Découvrons les principaux titres qui confirment la maturation des fruits de la patience musicale. Un véritable cocktail culturel, qui célèbre une somme créative et récréative des astres et des temps, des styles et des rythmes de plusieurs générations. Rendez-vous avec: Lalin ak solèy, Le plein, Abracadabra, Acércate, M p ap fè silans, dyaman nan bidonvil, Dlo dous, M p ap ka neye, Egal ego, Sanpousan, Nakita, Bradsou bradsa, Coming Soon, Enèji nou sanble, Ati sole, Zanmi femme.
Dener Ceide et Reginald Ceide n’étaient pas seuls dans ce « konbit » artistique signé « Las », qui porte les empreintes et la semence des autres créateurs, contributeurs et collaborateurs tels : Jorge Dobal, Igort Rivas, Ismael Vergara, Wesner Saint-Louis, Alex Cabit, Jonas Imbert, Cedric Louis, Alain Lewis, Mozart Louis. Avec les noms de Esther Fortune, Elli Maboungou, Davier Chiverton, Camille Armand, Jimmy Jean Félix, Macarios Césaire, Nickenson Prudhomme, Shedly Abraham…
Deux langues étrangères (l’anglais et l’espagnol) mais bien présentes dans la culture haïtienne traversent les couleurs des chansons interprétées et adaptées, importées et traversées par un désir intense de célébration de la diversité culturelle dans la musique haïtienne. « Nakita », « Acércate », « Coming soon ». Ainsi Zafèm expose ses talents et exporte sa musique, explore les cultures et exprime ce mélange des frontières du nord et du sud, entre les races et les classes.
Deux astres inaugurent l’album, il ne s’agit pas de Dener et de Reginald, mais de : « Lalin ak Solèy ». Une chanson très philosophique et symbolique, séduisante et pénétrante tant par les mots et le mariage que par le jeu des instruments. Après « Savalou » et « Ala de ka », un nouveau pas est franchi. « Las » est loin d’être un album compas direct pur et simple. Il symbolise surtout l’aboutissement des recherches croisées combinées autour de la richesse culturelle universelle autour d’Haïti.

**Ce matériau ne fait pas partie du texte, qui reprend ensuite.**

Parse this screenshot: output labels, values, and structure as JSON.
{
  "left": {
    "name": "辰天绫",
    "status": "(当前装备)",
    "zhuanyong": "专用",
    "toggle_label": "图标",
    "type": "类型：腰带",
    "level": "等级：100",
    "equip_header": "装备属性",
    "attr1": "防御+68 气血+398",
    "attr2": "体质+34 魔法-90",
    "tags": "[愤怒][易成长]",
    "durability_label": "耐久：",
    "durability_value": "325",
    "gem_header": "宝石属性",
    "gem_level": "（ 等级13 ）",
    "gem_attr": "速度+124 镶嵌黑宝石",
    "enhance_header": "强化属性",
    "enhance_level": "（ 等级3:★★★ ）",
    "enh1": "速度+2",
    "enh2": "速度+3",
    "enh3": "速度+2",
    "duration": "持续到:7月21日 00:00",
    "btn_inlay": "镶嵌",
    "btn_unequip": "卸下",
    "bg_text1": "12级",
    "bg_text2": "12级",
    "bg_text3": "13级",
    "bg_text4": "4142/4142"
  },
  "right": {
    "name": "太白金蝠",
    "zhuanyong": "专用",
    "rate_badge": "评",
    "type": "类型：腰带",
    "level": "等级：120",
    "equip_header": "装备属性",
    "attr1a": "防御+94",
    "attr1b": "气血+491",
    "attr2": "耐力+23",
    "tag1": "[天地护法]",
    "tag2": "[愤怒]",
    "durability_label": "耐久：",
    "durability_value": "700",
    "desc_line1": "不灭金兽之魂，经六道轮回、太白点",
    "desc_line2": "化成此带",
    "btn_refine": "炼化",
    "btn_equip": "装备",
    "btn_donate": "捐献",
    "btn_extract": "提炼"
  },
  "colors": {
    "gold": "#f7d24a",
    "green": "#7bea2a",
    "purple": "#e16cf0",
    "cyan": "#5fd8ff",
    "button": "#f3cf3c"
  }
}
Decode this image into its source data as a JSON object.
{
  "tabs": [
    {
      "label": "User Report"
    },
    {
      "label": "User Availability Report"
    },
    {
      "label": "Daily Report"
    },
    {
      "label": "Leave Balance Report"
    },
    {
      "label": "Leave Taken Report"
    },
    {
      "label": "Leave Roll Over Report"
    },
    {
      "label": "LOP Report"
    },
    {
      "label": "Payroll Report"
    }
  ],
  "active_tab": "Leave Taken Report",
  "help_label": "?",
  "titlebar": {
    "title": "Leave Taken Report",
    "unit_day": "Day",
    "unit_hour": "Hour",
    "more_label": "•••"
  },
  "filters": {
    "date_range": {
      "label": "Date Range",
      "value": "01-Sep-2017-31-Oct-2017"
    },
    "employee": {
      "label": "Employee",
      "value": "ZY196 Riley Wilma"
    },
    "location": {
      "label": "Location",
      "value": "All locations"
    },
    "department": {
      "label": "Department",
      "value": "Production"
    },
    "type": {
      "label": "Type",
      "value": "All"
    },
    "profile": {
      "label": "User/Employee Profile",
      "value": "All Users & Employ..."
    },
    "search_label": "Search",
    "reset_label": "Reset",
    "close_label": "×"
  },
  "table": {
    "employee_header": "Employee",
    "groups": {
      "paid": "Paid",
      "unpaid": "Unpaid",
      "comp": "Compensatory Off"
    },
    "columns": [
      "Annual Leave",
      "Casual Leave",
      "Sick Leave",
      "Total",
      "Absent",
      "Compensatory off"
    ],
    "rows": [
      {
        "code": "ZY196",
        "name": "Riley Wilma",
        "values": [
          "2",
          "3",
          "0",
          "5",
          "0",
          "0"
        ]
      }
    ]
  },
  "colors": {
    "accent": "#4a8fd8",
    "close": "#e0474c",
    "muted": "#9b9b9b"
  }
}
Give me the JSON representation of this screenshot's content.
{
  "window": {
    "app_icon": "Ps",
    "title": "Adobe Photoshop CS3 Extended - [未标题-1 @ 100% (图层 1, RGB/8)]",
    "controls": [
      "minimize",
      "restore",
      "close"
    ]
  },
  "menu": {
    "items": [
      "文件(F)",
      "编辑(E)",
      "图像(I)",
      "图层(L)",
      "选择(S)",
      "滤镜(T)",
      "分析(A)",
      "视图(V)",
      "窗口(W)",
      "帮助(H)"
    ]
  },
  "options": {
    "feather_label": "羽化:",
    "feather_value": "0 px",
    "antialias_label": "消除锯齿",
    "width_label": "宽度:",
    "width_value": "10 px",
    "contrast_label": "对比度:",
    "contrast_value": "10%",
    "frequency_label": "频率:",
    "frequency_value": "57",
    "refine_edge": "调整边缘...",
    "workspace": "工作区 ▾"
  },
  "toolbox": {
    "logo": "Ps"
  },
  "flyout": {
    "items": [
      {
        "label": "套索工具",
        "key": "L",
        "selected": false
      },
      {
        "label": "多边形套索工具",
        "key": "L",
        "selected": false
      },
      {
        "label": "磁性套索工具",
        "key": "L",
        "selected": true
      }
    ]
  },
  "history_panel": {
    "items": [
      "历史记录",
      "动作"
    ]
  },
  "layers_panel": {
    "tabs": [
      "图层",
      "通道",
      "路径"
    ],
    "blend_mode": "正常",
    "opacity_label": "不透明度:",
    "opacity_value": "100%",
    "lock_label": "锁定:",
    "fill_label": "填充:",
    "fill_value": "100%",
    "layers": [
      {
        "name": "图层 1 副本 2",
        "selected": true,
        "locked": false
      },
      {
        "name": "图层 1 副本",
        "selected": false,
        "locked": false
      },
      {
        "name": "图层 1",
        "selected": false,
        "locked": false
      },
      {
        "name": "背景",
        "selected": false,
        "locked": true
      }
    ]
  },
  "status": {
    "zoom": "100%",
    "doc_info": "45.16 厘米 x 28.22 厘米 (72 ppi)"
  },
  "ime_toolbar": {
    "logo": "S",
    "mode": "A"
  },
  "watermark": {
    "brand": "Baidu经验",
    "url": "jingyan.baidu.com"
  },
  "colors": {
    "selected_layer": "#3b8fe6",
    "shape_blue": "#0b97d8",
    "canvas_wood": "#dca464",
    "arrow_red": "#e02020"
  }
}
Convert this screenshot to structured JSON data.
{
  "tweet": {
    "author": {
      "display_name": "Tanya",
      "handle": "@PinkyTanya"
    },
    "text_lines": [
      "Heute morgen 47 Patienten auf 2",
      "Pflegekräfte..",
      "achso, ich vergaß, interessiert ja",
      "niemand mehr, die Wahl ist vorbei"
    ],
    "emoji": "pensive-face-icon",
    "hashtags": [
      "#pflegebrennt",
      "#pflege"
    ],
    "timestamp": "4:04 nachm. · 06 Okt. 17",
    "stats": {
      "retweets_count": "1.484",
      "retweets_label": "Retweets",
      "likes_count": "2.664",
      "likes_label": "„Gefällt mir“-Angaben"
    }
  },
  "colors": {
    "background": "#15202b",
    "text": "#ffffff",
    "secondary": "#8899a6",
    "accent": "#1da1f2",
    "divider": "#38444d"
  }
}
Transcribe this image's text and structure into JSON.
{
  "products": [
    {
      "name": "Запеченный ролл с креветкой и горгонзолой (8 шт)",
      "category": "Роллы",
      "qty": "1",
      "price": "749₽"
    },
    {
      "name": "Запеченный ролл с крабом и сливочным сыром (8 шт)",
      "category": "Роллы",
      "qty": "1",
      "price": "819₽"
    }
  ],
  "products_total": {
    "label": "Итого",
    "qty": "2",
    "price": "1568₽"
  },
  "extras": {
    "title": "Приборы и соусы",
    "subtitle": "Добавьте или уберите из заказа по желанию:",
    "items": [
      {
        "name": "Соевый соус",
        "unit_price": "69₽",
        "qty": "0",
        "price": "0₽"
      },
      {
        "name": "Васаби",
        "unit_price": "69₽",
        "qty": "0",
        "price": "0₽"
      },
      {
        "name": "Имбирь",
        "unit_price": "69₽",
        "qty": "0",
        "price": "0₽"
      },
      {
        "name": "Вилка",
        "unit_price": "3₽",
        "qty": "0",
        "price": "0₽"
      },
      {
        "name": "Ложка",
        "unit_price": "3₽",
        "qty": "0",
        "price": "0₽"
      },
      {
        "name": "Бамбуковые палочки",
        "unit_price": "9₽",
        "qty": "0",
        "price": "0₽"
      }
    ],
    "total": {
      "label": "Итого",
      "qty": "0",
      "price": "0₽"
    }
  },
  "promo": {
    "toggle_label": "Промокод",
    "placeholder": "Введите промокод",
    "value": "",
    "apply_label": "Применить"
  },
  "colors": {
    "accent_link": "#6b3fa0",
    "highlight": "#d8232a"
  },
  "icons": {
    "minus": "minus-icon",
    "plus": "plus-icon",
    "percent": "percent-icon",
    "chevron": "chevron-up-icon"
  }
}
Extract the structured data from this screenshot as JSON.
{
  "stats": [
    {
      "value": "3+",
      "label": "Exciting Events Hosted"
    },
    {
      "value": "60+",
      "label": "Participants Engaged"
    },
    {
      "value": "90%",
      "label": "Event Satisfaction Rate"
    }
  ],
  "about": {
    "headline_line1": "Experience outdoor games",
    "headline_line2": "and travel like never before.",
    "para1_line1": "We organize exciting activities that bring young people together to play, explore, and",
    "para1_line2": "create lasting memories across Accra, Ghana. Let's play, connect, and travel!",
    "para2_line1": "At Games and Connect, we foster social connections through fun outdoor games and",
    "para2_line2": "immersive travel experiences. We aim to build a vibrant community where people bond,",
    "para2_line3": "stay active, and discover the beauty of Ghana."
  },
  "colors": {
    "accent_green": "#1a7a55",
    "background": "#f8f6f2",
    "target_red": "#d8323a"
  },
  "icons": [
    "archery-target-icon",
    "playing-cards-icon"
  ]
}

« Depi w ouvè je w, ou pa ka pa gade l…. », se confirme comme une l’expression universelle de tous les vivants, et surtout des mélomanes qui doivent obligatoirement se tourner vers les astres, en particulier la lune et le soleil. Deux astres majeurs comme pour justifier « Yon pè las », dans la musique, par cette musique l’aventure « Zafèm » est désormais lancée. L’album porte une double dimension temporelle traduite par le slogan de l’interprète de « Rezilta »: « Se pa chans se pasyans ».
« Dyaman nan bidonvil » se confirme comme la chanson du moment et de l’avenir. Cette chanson parle aux parents. Elle interprète le sort et la souffrance de l’enfance haïtienne, et interpelle la société dans ses responsabilités. Une musique qui porte le plaidoyer autour des enfants des rues, entre les besoins essentiels et le bien-être de ces derniers qui représentent l’avenir du pays. Cette composition participe dans une forme de complémentarité avec la chanson phare « Savalou ».
« Dlo dous », est une pause romantique et érotique qui s’impose. Les jeunes, les moins jeunes, leurs parents ou même leurs grands-parents vont se rappeler ou chercher à revisiter les contours de leurs émotions et de leurs passions sensuelles. Des couples vont certainement s’inspirer de cette chanson pour profiter de l’absence des enfants, ou bien l’inverse pour redécouvrir la maison ou d’autres lieux inconnus, inédits et bien connus, en dehors des chambres d’hôtel.
Dans peu de temps, « Dlo dous », deviendra un grand classique antillais, l’hymne de tous les courtisans en quête de romance dans tous les sens métaphoriques, qui font revisiter ou rêver les décors cérémoniels et les territoires sensuels. Une musique très excitante et imagée pour les citadins et les paysans haïtiens: « Cheri kite m fè zafè m nan zafè m », « M ap rantre nan jaden w la, m al mare bèt la ». La géographie charnelle est célébrée entre la vallée, la montagne et les routes.
Dans « Egal ego », c’est la vie en couple qui est explorée de manière équitable en termes de droits, préventive et réciproque, par rapport aux conséquences des reproches non prises en compte, ou des répliques persistantes. Diplomatie dans les relations amoureuses et communication dans la vie des couples trouveront sont portées par deux voix masculines qui prônent l’équilibre et l’harmonie. Avec « Zafèm », on célèbre l’amour autrement, sans perdre le fil de : « Enèji nou sanble ».
Donnons à César ce qui est ce qui est à César, à Zafèm la palme de l’année, de la prochaine décennie artistique et culturelle, si les autres groupes musicaux ne se réveillent pas, ou si les compositeurs, les musiciens, les arrangeurs ne s’imposent pas de nouvelles exigences. Les mélomanes en Haïti et dans la diaspora, qui se renforce, et s’enrichissent par d’autres cultures méritent mieux. Haïti est trop riche artistiquement et culturellement pour ne pas mériter mieux.
« Diaman nan bidonvil » inspire les défis sociaux et le devenir de notre avenir, la défense des droits des enfants et le devoir des dirigeants à mettre au propre. « Dlo dous » célèbre le désir et le décor, la douceur et la détente, sans faire de dégât. « Egal ego » poursuit l’exploration entre le doute, la décision, le droit et le devoir, la dignité et la durabilité des relations. « Bradsou Bradsa », autant que « Enèji nou sanble », propose une autre forme d’union (jumeaux, marasa)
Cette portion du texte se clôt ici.